All the Wrong Spies (1983) / Comedy-Action
MPAA Rated: Not rated but probably PG-13 for violence
Running Time: 102 min.
Cast: George Lam, Brigitte Lin, Teddy Robin Kwan, Tsui Hark
Director: Teddy Robin Kwan
Screenplay: Wong Bak-Ming
Review published March 22, 2000
Hong Kong cinema in the early to mid-80s was marked by its homages to American films of the Thirties, and ALL THE WRONG SPIES employs it so thoroughly, it can almost be seen as a loving spoof, a la Mel Brooks, to these classic Hollywood films. Bits of many well-known movies are pieced together to form an altogether different film with Chinese sensibilities.

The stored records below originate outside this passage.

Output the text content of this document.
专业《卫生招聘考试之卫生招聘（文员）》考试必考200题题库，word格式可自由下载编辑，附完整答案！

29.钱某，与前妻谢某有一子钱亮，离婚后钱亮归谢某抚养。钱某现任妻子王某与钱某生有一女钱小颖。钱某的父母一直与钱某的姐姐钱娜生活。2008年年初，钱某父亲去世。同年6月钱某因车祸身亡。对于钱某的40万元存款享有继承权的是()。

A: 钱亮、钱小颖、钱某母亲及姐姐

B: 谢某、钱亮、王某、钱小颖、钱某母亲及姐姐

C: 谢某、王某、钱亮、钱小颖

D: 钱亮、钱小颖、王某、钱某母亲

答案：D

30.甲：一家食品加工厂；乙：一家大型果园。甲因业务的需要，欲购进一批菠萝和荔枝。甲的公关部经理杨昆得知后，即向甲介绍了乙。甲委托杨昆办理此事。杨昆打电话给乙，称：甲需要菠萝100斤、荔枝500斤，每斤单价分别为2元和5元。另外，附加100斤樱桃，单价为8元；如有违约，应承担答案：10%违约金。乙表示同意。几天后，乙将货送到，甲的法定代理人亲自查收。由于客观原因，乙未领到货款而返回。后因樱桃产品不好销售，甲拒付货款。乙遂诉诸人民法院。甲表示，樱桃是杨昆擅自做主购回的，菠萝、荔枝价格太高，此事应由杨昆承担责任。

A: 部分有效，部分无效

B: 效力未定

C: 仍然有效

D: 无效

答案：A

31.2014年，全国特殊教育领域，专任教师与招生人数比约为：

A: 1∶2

It is these sensibilities that keep things different and breathe new life into what would have normally been a stale "been there, done that" kind of film.
Set, of course, in the late 30s, World War II is imminent and there is a formula for a nuclear weapon (dubbed The Beast) which Nazi Germany is determined to get their hands on. The formula works its way to Hong Kong, and with Germans in pursuit, Yoyo (a Hong Kong private eye) is hired to make sure that this formula gets to the Americans before the Germans can get it. The police chief has other ideas, and wants to sell it to the Japanese for big dollars. Now all parties get in the mix and The Beast is up for grabs.
Teddy Robin is not only the costar, but also the director, and it's hard to believe it's his first time as director with how competently he handles the very broad slapstick. This is also Teddy's second film as an actor, with the first being the similarly-titled ALL THE WRONG CLUES, which contained the same character he plays here. Raymond Wong is the writer-producer, and does a wonderful job in the overall production, while keeping the writing fresh despite its naturally derivative nature. It takes a bit of time getting used to the slapstick humor, but it definitely grows on you, and by the end of the film, don't be surprised to find that you had a good time watching it. George Lam and Brigitte Lin are extremely likeable as the leads, with a very energetic and fun-to-watch supporting cast bolstering the show.
ALL THE WRONG SPIES is definitely recommended for fans of 30s comedies, CASABLANCA, and the films of the 60s by Blake Edwards. If anything, it proves that while the humor may be old-fashioned, there's still a lot of mileage to be had in the farce genre when done by people who obviously love it.